Once a core group of users does begin using the plug-in, there will also be a group of “referees,” i.e. journalism grad students. The referees will function roughly in the same way an admin or moderator might on an online message board, trying to ensure text marked as spin is actually spin. In addition, fellow SpinSpotter users can vote a marked passage up (i.e. this is definitely biased) or down (i.e. actually, this isn’t biased). SpinSpotter algorithms can look what users are agreeing is biased reporting, and will attempt to predict what similar items would possibly declared biased. John Atcheson, CEO and co-founder of SpinSpotter, gives the example of “Bush’s third term” as a phrase that may be likely to get flagged repeatedly. SpinSpotter would then automatically begin to learn that the phrase is likely to be biased.

Users of SpinSpotter also get a Trust rating. Accurately mark instances of bias, and users will vote you up and increase your Trust rating. Inaccurately mark statements of fact as media spin, users vote you down and your Trust rating plummets. SpinSpotter gives much more weight to an experienced and reliable user — a trusted user’s down vote can counteract thousands of up votes from untrusted users.

The company is also taking great pains to maintain objectivity itself. It cites its two co-founders as examples of this — Atchenson supports Obama, while fellow co-founder and chief creative Todd Herman is reports that he is “conservative in most things.” The SpinSpotter team has also listed all of their political contributions and stated potical viewpoints, as well as maintaining a page disclosing any potential conflicts of interest. Their six-member journalism advisory board also nicely spans the political spectrum, including both Liberal Fascism author Jonah Goldberg and The Nation contributor Brooke Allen.

SpinSpotter plans to generate revenue by selling advertising on their site, as well as collecting and selling the back-end data their (hopefully) thousands of users will generate to ad agencies, marketing groups, political campaigns, and possible even news outlets.

While the idea has a certain amount of promise, Atchenson readily admits that SpinSpotter was rushed to market in preparation for the presidential elections this November, and it shows — I had repeated browser errors while using the plug-in.

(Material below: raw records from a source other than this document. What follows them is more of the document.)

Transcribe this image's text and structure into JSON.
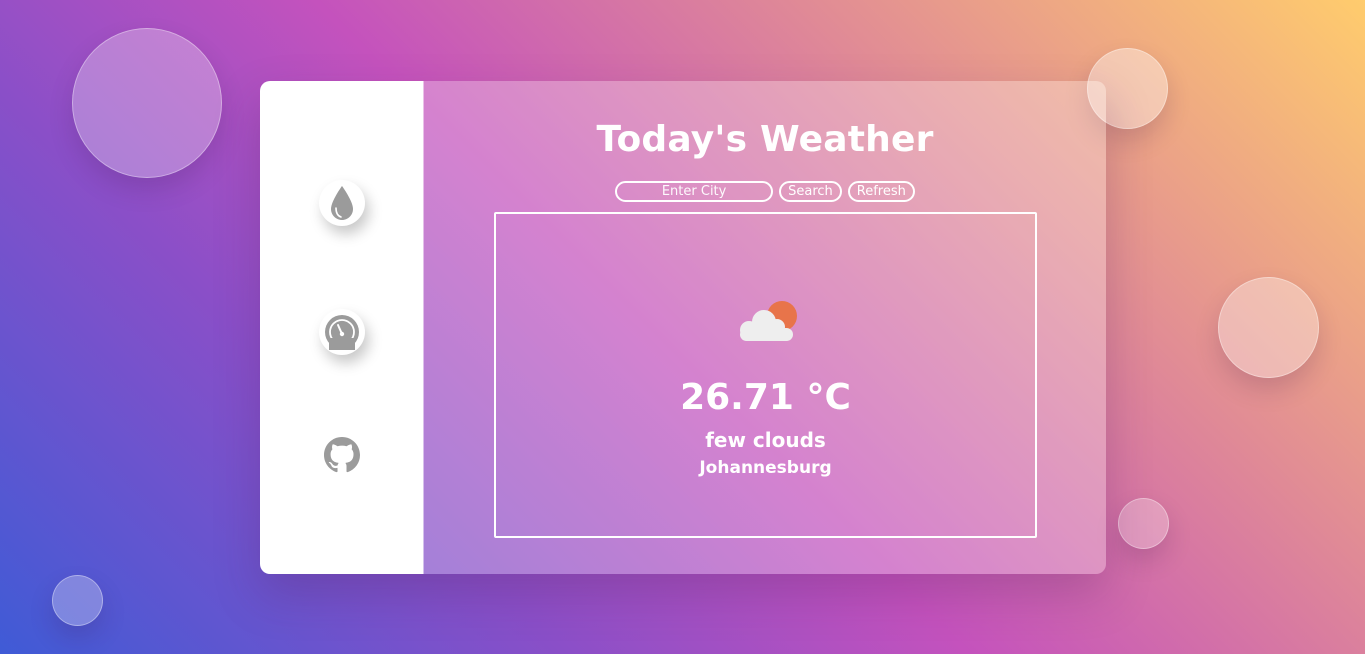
{
  "header": {
    "title": "Today's Weather"
  },
  "search": {
    "placeholder": "Enter City",
    "value": "",
    "search_label": "Search",
    "refresh_label": "Refresh"
  },
  "sidebar": {
    "items": [
      {
        "icon": "water-drop-icon"
      },
      {
        "icon": "gauge-icon"
      },
      {
        "icon": "github-icon"
      }
    ]
  },
  "weather": {
    "icon": "partly-cloudy-icon",
    "temperature": "26.71 °C",
    "description": "few clouds",
    "city": "Johannesburg"
  },
  "colors": {
    "sun": "#e8744a",
    "cloud": "#eeeeee",
    "icon_gray": "#9b9b9b"
  }
}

More problematic is that the nature of political journalism is changing. For at least the past decade, people increasingly seem to want their news from implicitly biased sources, whether it’s readers devouring scoops from bloggers of their particular political persuasion, or right-wing political junkies tuning into Fox News while their left-wing brethren flips to MSNBC. As Atchenson himself points out, people do not turn to a Maureen Dowd op-ed looking for clear-eyed objective insight, but this growing division of media outlets makes a company like SpinSpotter’s job more difficult. One man’s spin is another man’s truth. It may or may not be great for democracy, but it is a market reality.

That said, it’s easy to admire SpinSpotter’s goal of bringing transparency to journalism. As a journalist myself, I’d welcome SpinSpotter or something similar taking off, even if it means getting beaned with the accusation of bias from users. The question is whether SpinSpotter can manage to obtain a critical mass of users, avoid attempts to game the system, and maintain the appearance of objectivity as partisans flag differing political viewpoints as spin.

The five-month old company is based in San Diego, and its lead investor is Epic Ventures.